Little Sneakers Slung over a Sagging Electrical Line

Yesterday.  How will I ever forget?  I want to forget, and yet, I don’t.  It’s burned on my heart forever, I hope.  With my friend, the same one I’ve been writing about here for awhile, we took a walk together through the “neighborhood” and she pointed out the “homes” of our children to me, by name.

The narrow roads were unpaved, just mud and heaps of garbage.  The stench of human urine and feces was strong enough to be oppressive.  S. explained to me that the dwellings have no plumbing, and no electricity, that the tiny dark rented rooms where our children live are usually so small that not even one little table and chair can fit, and that sometimes up to eleven people live in this windowless cell together.  I asked, “What about a kitchen?” “No kitchen”, she replied.  “The families don’t prepare their food.  When hungry, they walk out and they buy a bottle of soda, or a pack of cheap biscuits, or, look (gesturing down the road), in that spot one can buy a paperful of fried chicken, for only a little bit of money.”

With sadness in her brown eyes she paused a moment, looking into mine.  “These children get nothing but junk food.”

She pointed above us, in the intersection of four rutted dirt lanes.

Two pairs of dirty, worn-out canvas shoes hung suspended over the sagging electrical lines.

“You know what that means, right?”

Feeling a little foolish, I replied honestly to my friend, “No.  I don’t have any idea.  What does that mean?”

“It’s the current signal, meaning that in this place, drugs are sold.”

“Oh.  What kind of drugs?”

“Cocaine and yellow glue.”

________        __________

 

 

In my less sanguine moments, in all my moments, really, I don’t believe I have what it takes to be involved in this kind of ministry.

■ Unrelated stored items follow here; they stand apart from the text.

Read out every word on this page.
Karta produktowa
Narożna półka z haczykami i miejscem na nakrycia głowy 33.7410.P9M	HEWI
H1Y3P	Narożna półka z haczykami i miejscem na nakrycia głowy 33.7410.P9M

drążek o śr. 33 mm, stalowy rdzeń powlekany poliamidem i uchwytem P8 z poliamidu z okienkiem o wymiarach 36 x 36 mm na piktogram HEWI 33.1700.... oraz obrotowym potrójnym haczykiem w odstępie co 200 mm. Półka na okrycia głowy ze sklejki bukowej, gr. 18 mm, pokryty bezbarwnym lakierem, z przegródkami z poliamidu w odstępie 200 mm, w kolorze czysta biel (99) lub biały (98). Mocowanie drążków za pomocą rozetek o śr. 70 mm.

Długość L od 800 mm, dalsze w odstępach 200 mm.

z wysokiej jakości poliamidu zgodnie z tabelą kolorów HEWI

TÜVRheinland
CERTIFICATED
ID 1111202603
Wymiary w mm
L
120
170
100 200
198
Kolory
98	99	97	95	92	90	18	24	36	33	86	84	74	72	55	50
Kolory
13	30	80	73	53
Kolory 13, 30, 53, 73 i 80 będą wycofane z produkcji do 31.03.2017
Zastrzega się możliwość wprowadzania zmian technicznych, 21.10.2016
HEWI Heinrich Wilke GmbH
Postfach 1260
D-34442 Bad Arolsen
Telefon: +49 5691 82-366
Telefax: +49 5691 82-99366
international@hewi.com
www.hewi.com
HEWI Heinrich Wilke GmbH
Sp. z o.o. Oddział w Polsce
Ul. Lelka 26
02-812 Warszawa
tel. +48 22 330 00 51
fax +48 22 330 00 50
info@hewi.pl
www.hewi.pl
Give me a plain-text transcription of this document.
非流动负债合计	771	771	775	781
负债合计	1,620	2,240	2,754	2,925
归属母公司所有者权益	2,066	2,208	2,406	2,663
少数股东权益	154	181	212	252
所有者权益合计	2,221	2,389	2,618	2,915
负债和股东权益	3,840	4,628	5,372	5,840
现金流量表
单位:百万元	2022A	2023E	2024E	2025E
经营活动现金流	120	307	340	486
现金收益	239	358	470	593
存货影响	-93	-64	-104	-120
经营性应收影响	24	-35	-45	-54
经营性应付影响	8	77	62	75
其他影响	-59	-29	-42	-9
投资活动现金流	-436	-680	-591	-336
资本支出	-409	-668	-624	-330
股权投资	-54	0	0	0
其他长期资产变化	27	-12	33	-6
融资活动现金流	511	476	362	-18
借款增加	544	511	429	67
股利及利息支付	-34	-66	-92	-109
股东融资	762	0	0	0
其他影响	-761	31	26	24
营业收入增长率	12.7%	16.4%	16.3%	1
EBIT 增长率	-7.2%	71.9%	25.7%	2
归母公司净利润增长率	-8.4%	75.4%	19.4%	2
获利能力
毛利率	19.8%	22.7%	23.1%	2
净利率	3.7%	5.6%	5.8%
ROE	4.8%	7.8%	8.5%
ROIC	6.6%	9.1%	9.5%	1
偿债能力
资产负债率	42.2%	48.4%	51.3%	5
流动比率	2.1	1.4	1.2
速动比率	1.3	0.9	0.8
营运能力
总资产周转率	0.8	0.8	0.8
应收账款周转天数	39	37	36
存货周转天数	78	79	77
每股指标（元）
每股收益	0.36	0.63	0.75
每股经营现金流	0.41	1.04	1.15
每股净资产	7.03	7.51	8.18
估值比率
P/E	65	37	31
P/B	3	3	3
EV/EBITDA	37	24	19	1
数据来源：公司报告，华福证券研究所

Last night I could not sleep.  Now, I need to tighten up my spiritual armour, raise high my SHIELD of faith, tighten my HELMET of God’s salvation!  I KNOW God has the strength to help me and my sisters and brothers who are working with and on behalf of these 57 children.  I KNOW that even though I personally have NO SPIRITUAL AND EMOTIONAL RESOURCES to confront this kind of evil, oppression of women and children, and powerful systemized corruption, this kind of a spiritual BATTLE, God does.

God does.

And, we have prayer, together, in the Body of Christ.